After experimental protocol approval by the National Ethics Committee for Laboratory Animals (Portugal), 18 healthy skeletally mature ewes (Portuguese Churra da Terra Quente breed) approximately three years old and with average weight of 45 kg, were acclimatized for six weeks for this study. The sheep were permanently housed indoors in group housing and were kept under a constant photoperiod cycle (light: from 07:00 to 19:00 h; dark: from 07:00 to 19:00 h), temperature (20 ± 2°C) and humidity (50 ± 10%) prior to the collection of blood samples. This husbandry protocol was used in view of published reports of seasonal variation in bone remodelling (Arens et al. 2006) and circadian rhythm variations of the biochemical markers of bone turnover, especially ovine OC (Newman et al. 1995, Liesegang et al. 2003). These data suggest an increase in the rate of bone formation during the evening and night (Gundberg et al. 1985, Liesegang et al. 2003). The animals were fed with hay and a daily dose of ruminant concentrate and water was provided ad libitum. When the animals were selected for the study, each one was subjected to a clinical examination, haemogram determination and general blood biochemical analysis. The animals were examined daily and their welfare monitored during the entire duration of the indoor housing period.
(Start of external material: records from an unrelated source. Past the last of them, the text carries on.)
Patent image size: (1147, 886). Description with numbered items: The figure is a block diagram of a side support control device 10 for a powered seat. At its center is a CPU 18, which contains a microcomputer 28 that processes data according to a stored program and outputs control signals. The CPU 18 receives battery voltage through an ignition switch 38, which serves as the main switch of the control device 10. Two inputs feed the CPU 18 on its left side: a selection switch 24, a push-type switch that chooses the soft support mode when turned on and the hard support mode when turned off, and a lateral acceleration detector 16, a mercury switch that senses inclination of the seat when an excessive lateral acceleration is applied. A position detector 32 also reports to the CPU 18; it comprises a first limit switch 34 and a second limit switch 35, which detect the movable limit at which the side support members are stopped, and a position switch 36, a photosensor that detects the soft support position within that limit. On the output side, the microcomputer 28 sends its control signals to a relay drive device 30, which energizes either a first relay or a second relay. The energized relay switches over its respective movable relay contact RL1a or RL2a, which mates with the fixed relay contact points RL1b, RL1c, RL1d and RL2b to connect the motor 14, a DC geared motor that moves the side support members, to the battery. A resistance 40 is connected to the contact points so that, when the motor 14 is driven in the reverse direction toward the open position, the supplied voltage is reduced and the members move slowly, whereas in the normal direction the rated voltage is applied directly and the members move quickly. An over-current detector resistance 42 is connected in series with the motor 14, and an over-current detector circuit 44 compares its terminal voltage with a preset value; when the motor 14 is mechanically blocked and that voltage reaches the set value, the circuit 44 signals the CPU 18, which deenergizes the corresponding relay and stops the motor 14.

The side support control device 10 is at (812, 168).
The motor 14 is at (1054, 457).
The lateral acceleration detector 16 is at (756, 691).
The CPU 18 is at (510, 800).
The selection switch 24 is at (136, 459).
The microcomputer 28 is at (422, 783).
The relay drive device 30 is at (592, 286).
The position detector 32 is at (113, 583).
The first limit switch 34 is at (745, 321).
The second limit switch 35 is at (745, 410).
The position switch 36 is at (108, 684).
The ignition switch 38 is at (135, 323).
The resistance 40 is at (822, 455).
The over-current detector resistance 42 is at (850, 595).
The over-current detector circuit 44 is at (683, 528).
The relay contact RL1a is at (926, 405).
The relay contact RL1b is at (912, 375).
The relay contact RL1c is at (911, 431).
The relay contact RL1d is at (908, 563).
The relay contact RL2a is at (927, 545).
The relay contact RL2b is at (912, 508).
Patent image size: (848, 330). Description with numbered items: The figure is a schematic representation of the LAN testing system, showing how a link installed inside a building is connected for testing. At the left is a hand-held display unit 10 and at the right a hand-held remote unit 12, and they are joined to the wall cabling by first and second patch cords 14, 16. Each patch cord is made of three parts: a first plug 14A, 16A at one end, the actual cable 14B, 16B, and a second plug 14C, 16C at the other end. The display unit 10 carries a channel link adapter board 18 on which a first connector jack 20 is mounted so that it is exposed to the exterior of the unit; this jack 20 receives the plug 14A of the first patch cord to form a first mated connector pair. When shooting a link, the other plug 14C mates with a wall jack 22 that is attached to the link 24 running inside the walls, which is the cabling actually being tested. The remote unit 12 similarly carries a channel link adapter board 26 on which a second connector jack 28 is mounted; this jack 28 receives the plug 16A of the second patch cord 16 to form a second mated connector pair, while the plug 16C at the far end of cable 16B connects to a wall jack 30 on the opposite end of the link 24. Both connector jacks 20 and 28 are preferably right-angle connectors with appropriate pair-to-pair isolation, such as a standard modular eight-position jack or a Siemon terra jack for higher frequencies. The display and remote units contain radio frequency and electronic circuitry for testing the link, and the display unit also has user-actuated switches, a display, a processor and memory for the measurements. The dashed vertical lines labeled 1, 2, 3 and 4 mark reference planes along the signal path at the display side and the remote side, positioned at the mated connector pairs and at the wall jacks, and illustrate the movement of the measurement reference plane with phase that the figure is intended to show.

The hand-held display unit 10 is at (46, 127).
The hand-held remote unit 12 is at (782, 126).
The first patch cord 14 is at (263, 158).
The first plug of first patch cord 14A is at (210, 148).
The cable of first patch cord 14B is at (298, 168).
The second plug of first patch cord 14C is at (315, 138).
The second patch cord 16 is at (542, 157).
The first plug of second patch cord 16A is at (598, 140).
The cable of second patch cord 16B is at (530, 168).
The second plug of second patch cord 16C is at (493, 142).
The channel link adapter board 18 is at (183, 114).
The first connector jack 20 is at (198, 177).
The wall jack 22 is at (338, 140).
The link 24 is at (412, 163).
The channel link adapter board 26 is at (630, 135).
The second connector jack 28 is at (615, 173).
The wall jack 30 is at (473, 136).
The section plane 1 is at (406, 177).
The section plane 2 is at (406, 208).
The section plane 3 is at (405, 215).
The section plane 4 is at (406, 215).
Collection of blood samples

Jugular venous blood samples were collected into serum tubes containing no anticoagulant (SARSTEDT, Monovette^®, Serum Gel S; Nümbrecht, Germany), between 09:00 and 10:00 h, and before feeding, to avoid diurnal variations. Thirty minutes after collection, the blood was centrifuged at 3000 rpm for 10 min, the resulting serum harvested rapidly into 2 mL Eppendorf tubes and stored at -20°C for serum mineral analyses and at -80°C for bone turnover marker analyses.

The determination of ionized calcium was done in total venous blood collected into a special 1 mL syringe containing lyophilized lithium heparin normally used to obtain samples of arterial blood (RapidLyte^™; Chiron Diagnostics Corporation, East Walpole, MA, USA). Immediately after collection, the needle was removed, the end of the syringe was covered with a luer cap, and the sample was thoroughly mixed for 20-30 s.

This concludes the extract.